Gemäß dem Grundgesetz entscheiden Abgeordnete selbst über die Höhe ihrer Entschädigung. In den vergangenen Jahren (2003 bis 2007 und 2009 bis 2011) haben Abgeordnete aber wiederholt auf diese verzichtet. Nun soll die Erhöhung der Abgeordnetenentschädigung künftig auf Basis der Entwicklung des Nominallohnindexes erfolgen, d.h. es wird sichergestellt, dass alle Abgeordneten, aller Parteien an der durchschnittlichen - positiven wie negativen - Einkommensentwicklung teilhaben. Darüber hinaus wird die Altersversorgung um mehrere Prozentpunkte gesenkt, das Renteneintrittsalter angehoben, die "Strafgelder" bei Fernbleiben der Sitzungen verdoppelt und eine strengere Regelung bei Abgeordnetenbestechung durchgesetzt. Entgegen der Einschätzung der Kommission, die die Höhe der derzeitigen Altersversorgung für angemessen hält, haben wir Abgeordneten eine Absenkung des Versorgungsniveaus vorgeschlagen. Dadurch gilt u.a. die Rente mit 67 auch für Abgeordnete; für bereits erworbene Ansprüche gilt Bestandsschutz.

Die Entscheidung für eine Funktion als Volksvertreter sollte in erster Linie von der Bereitschaft und dem Willen abhängig sein, seinem Land und dem Volk zu dienen. In zweiter Konsequenz ist es aber auch wichtig, dass wir auch Fachkräfte, die in anderen Branchen oft mehr verdienen, für unser Parlament gewinnen können. Abgeordnete haben ca. eine 70-Stunden-Woche und entscheiden u.a. über die Durchsetzung und Umsetzung von Menschenrechten, Krieg und Frieden, wie z.B. bei der Debatte über die Verlängerung des ISAF-Einsatzes in Afghanistan. Deshalb ist es umso bedeutender, dass wir gute, qualifizierte, engagierte und unabhängige Parlamentarier haben. Für den Fall, dass ein Abgeordneter in Ihren Augen keine gute Arbeit leistet, haben Sie die Möglichkeit, diesen nach vier Jahren abzuwählen. Wer aus dem Parlament ausscheidet und keinen neuen Job antritt, hat einen sehr begrenzten Anspruch auf Übergangsgelder. Für jedes Jahr der Parlamentszugehörigkeit erhalten die Abgeordneten einen weiteren Monat ihre Entschädigung.

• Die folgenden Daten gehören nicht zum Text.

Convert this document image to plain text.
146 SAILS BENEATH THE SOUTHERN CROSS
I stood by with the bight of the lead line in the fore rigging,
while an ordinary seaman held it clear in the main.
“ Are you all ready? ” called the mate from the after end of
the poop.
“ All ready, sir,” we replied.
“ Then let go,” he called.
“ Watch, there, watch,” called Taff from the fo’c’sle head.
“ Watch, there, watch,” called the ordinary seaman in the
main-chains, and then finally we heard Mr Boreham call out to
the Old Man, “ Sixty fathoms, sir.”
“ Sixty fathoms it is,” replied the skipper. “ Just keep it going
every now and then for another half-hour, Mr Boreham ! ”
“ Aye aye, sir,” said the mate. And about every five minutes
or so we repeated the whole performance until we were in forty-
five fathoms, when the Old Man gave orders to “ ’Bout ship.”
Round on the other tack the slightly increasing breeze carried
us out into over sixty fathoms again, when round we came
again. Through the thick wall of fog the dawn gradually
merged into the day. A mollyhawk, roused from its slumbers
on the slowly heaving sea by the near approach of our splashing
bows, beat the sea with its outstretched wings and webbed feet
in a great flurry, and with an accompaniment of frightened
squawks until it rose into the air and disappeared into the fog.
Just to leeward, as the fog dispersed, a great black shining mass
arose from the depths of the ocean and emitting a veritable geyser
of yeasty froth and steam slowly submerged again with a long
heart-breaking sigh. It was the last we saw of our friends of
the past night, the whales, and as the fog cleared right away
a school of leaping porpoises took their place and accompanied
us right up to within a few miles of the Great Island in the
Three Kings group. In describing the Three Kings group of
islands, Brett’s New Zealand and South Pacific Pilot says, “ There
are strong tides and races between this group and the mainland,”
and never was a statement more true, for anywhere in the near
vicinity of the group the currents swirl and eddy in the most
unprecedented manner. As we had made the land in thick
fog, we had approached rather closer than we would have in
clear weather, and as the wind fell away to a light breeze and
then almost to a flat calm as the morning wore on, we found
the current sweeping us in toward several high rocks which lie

Befindet sich der ehemalige Abgeordnete jedoch in einem neuen Arbeitsverhältnis, z.B. in der Wirtschaft, wird der Anspruch verrechnet und der Steuerzahler somit entlastet. Es ist also von Vorteil, wenn Abgeordnete nach Ablauf ihrer Mandatszeit schnell in einen anderen Beruf einsteigen. Sollte dies jedoch nicht gelingen, erhalten Abgeordnete grundsätzlich keine Leistungen aus der Arbeitslosenversicherung. Dies kann -- wie schon geschehen -- dazu führen, dass Abgeordnete nach Ablauf der individuellen Entschädigungsfrist auf Hartz IV angewiesen sind.

Ich hoffe, ich konnte Ihnen dieses umfangreiche Thema ein wenig näher bringen und ihre Frage damit beantworten.